予測時の数は二つ以上である限り、特に限定されない。予測時の数が多いほど解析結果の精度が高まり、より優れた予測モデルの構築が可能になるといえる。一方で、予測時の数の増加は操作の煩雑化やデータ処理量の増大を引き起こす。そこで、予測時の数を好ましくは2〜20、更に好ましくは2〜10、より一層好ましくは2〜5とする。また、予測時の数を増加した方が優れた予測モデルを構築できる可能性が示唆された場合には(予測時の数の増大による確度の増大)、多点の予測時(コマ送りの動画など)を、数値解析(フーリエ変換や微分)などによって2〜5の数の積算変化量の値に圧縮するとよい。尚、後述の実施例に示す通り、予測時の数を2にした場合であっても、優れた予測モデルを構築できることが確認された。
ある予測時と次の予測時との間隔は特に限定されない。ここでの間隔の例を示せば、1〜数十秒、1分〜数十分、1時間〜数時間、1日〜数日である。具体例を示せば、第1の予測時を培養開始後1日目とし、第2の予測時を培養開始後3日目とする。ただし、3以上の予測時を設定する場合には、予測時の間隔が全て同一である必要はない。

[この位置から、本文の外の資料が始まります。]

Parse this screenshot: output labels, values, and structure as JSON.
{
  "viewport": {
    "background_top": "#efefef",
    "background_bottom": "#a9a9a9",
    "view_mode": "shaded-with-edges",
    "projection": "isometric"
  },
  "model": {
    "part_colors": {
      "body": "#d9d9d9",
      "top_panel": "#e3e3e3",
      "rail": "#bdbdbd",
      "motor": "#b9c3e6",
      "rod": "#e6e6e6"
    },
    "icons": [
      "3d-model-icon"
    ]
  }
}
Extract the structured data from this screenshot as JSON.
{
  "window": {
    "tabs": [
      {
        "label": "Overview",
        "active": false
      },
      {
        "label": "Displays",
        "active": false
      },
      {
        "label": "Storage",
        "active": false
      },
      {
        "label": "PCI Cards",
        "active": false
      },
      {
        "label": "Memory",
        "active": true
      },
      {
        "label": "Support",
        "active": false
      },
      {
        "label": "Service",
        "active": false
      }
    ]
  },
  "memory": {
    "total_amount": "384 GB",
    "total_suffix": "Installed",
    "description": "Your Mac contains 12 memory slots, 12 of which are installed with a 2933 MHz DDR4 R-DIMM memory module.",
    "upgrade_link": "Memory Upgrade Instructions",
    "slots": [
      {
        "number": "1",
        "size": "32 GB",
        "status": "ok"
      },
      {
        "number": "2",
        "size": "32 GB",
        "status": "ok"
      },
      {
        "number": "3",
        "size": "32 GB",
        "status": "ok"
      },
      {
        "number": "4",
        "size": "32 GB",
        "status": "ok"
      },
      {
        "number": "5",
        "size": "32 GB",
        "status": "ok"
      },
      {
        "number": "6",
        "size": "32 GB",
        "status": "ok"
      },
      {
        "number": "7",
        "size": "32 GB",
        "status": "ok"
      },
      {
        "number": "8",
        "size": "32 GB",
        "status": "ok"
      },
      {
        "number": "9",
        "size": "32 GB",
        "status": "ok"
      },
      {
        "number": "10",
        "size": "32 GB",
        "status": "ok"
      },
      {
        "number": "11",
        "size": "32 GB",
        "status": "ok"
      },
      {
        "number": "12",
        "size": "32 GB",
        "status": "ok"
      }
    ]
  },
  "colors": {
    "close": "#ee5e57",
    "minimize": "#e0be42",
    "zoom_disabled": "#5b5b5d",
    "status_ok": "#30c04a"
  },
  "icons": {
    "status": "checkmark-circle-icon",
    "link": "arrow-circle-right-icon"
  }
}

細胞の撮影及び画像の取得には市販の装置を使用すればよい。本発明に使用可能な装置の例として、倒立型顕微鏡Olympus series(例えばIX81。オリンパス株式会社)、顕微鏡カメラDP12(オリンパス株式会社)、顕微鏡カメラ用ソフト(DP controller。オリンパス株式会社)、Metamorph (Molecular Device社)、カメラ一体型細胞観察装置セルウオッチャー(コアフロント株式会社)を挙げることができる。
(3)画像解析(図1のb)
次に、取得した各画像を解析し、細胞の形態に関する二つ以上の指標について数値データを生成する。画像の解析(処理)には市販の画像解析ソフトウエアを使用すればよい。本発明で使用可能な画像解析ソフトウエアの例として、Metamorph (Molecular Device社)、Image J (米National Institute of Health配布無償ソフト)、NIH Image (米National Institute of Health配布無償ソフト)を挙げることができる。
信頼性の高い解析結果を得るためにはノイズを適切に除去することが重要である。そこで本発明の好ましい形態では、図1に示すように、ノイズ除去、形態認識、数値化という、大別して3ステップで画像解析を行う。本発明では例えば次の方法でノイズを除去する。まず、画像の二値化(例えば細胞を白、背景を黒にする)をする。続いて、ノイズの大多数は細胞に比べて遙かに小さい面積であるとの前提の下、白で表示された物体の中で一定面積よりも小さいものをノイズとみなし、それらを除去する。ノイズの除去の際には、実際の細胞数とノイズを除去した後の細胞数との差(誤差)を全サンプルについて計算し、最も誤差が少なくなる値を閾値として採用するとよい。閾値の設定を予測時毎に行うことによって、より信頼性の高い画像解析を行うことができる。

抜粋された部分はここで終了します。